Swedish battery manufacturer Northvolt has expressed its intention to explore cobalt sourcing from the Democratic Republic of Congo (DRC), a crucial component in electric vehicle battery production. The company has conducted trials, examined work processes, and compared plans to enhance social and environmental sustainability, with the goal of establishing long-term partnerships. Chief Environmental Officer Emma Nehrenheim mentioned in a Reuters phone interview that she would feel comfortable engaging in sourcing agreements within the year but did not specify a definite timeframe.
Stakeholders had approached Northvolt, urging the company to directly engage with miners and other parties to improve working conditions in the economically challenged African country. Nehrenheim emphasized the strategic importance of finding high-quality and reliable materials at an affordable cost, expressing the company's desire for the DRC to become part of its supply chain. Currently, Northvolt obtains cobalt from Australia and other countries.
The DRC is the world's leading cobalt supplier, with a significant portion produced by artisanal miners working in harsh conditions. Northvolt has been in discussions with local stakeholders involved in both large-scale mining and artisanal and small-scale mining (ASM). While the company is not ready to source ASM cobalt, it has joined the Fair Cobalt Alliance, which seeks to improve safety in artisanal mines, reduce environmental impact, and establish suitable working conditions for miners.

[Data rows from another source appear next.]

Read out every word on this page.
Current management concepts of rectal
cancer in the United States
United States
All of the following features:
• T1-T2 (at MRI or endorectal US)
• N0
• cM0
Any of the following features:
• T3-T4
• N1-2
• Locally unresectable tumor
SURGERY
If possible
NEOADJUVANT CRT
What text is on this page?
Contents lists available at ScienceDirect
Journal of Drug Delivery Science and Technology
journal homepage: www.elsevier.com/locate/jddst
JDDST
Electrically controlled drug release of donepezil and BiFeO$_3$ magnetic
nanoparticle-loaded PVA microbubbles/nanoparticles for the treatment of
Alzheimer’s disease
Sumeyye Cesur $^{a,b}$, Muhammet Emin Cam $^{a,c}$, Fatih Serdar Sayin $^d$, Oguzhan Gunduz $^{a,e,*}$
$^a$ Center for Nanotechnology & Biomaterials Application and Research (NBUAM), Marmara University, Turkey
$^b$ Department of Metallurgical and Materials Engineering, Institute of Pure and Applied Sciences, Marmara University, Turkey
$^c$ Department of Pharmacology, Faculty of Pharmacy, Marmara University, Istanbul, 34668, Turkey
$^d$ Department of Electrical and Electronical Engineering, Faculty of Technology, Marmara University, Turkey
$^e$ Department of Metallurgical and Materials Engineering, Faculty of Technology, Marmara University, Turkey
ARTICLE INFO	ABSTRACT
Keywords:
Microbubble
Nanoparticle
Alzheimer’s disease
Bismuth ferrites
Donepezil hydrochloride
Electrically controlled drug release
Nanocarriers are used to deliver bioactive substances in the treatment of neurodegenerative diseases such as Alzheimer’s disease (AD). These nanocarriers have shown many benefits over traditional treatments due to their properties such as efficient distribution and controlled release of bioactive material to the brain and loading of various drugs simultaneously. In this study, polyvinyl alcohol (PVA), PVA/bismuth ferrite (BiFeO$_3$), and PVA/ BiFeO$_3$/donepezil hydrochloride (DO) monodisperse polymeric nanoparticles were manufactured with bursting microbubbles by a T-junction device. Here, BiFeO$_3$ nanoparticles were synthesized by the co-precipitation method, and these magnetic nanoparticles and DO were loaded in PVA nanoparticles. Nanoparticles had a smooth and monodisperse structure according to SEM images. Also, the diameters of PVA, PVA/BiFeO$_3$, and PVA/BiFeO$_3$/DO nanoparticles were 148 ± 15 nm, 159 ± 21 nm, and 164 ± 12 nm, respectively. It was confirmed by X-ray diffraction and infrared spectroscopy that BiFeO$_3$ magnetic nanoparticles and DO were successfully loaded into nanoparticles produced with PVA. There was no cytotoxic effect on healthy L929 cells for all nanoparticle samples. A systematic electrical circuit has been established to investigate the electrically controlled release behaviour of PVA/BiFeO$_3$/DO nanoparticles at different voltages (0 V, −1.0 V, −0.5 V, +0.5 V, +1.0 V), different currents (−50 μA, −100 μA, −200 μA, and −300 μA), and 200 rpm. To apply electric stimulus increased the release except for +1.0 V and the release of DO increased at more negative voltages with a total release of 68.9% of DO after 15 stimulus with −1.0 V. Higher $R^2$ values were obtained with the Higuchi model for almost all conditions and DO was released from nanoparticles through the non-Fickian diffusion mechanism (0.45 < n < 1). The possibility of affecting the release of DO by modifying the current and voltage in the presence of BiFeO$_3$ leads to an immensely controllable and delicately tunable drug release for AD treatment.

Although electric vehicle (EV) manufacturers have been adopting non-cobalt battery chemistries like lithium-iron-phosphate, over two-thirds of the EV battery market still relies on cobalt for its energy density, safety, and performance attributes, according to The Cobalt Institute. Northvolt, having secured billions of dollars for building factories in Europe and North America, holds contracts exceeding $55 billion with various carmakers.